California Voters To Decide Fate Of Death Penalty


Voters in California will have a chance to end the death penalty in that state come November. A ballot measure to repeal the penalty will be added now that it has received the 500,000 signatures necessary to be added. The move would be a huge step for California, a state that houses nearly 25 percent of America’s death row inmates.

If the bill passes the states most harsh penalty would become life imprisonment without the possibility of parole. The bill would also be retroactive which would mean returning most death row inmates to the general prison population. Death row inmates would then be required to hold down prison jobs with all money earned going to the family’s of their victims.

California currently has 725 inmates on death row and thanks to a slow legal appeals system most of those inmates are already expected to die of old age instead of lethal injection. California despite its large number of inmates on death row has only carried out 13 executions since 1976.

Opponents of the death penalty say that removing the program would save the state $100 million in expenses by removing decades long appeals and other expenses from the system.

According to former San Quentin warden Jeanne Woodford:

“Our system is broken, expensive and it always will carry the grave risk of a mistake.”

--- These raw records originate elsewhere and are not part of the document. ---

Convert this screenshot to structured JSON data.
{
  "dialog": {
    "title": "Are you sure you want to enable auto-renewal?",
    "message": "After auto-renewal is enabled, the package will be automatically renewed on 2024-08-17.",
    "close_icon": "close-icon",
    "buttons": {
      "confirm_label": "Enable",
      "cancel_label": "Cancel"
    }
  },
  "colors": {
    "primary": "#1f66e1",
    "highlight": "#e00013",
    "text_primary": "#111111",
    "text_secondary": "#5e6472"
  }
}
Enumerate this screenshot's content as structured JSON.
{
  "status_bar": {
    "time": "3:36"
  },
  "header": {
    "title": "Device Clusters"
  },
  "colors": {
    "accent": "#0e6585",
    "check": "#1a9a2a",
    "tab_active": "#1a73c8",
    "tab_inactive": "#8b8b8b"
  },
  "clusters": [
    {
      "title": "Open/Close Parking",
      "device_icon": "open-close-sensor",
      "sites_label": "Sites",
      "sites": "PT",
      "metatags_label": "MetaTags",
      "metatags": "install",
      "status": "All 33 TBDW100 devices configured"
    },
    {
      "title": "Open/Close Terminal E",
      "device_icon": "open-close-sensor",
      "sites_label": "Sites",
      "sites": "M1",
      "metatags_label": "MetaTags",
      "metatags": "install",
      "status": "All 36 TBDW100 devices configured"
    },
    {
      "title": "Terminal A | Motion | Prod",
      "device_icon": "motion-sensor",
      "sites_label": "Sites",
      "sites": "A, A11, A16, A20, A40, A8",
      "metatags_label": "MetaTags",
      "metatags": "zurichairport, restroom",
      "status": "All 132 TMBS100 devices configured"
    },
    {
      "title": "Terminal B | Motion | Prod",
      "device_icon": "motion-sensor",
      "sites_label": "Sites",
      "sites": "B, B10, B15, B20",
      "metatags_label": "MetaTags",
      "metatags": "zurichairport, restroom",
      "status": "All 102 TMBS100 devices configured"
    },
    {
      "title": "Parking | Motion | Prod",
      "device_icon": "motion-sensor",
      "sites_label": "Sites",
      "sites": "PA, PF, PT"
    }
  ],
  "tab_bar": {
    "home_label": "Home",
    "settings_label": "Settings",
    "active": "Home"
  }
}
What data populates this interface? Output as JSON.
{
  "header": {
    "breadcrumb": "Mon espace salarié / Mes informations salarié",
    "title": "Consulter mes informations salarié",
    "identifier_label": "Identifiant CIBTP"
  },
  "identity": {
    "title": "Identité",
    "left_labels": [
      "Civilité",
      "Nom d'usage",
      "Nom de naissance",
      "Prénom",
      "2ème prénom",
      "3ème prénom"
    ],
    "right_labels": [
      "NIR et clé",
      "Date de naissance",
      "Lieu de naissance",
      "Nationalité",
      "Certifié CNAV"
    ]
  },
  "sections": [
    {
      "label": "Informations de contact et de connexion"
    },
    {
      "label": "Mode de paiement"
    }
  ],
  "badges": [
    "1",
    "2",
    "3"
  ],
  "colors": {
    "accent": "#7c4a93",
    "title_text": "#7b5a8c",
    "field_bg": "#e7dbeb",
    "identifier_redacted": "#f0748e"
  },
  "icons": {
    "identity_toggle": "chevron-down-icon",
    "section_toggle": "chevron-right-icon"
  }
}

While the bill has made it onto the ballot Kent Scheidegger, legal director of the Criminal Justice Legal Foundation tells the Los Angeles Times:

“The people of California have regularly voted for the death penalty by wide margins, but of course it has to be a matter of concern.”

In one study it was discovered that California spends as much as $184 million per year to keep the death penalty infrastructure up and running. The system has become so infused with added costs that even supports of the penalty generally agree that the way the system is run needs reform, particularly the inflated legal fees associated with death row inmate.

In the meantime a recent study has experts baffled over whether or not the death penalty actually deters crime, leading opponents of the penalty to further question the validity of the sentence.

Do you think California should abolish the death penalty?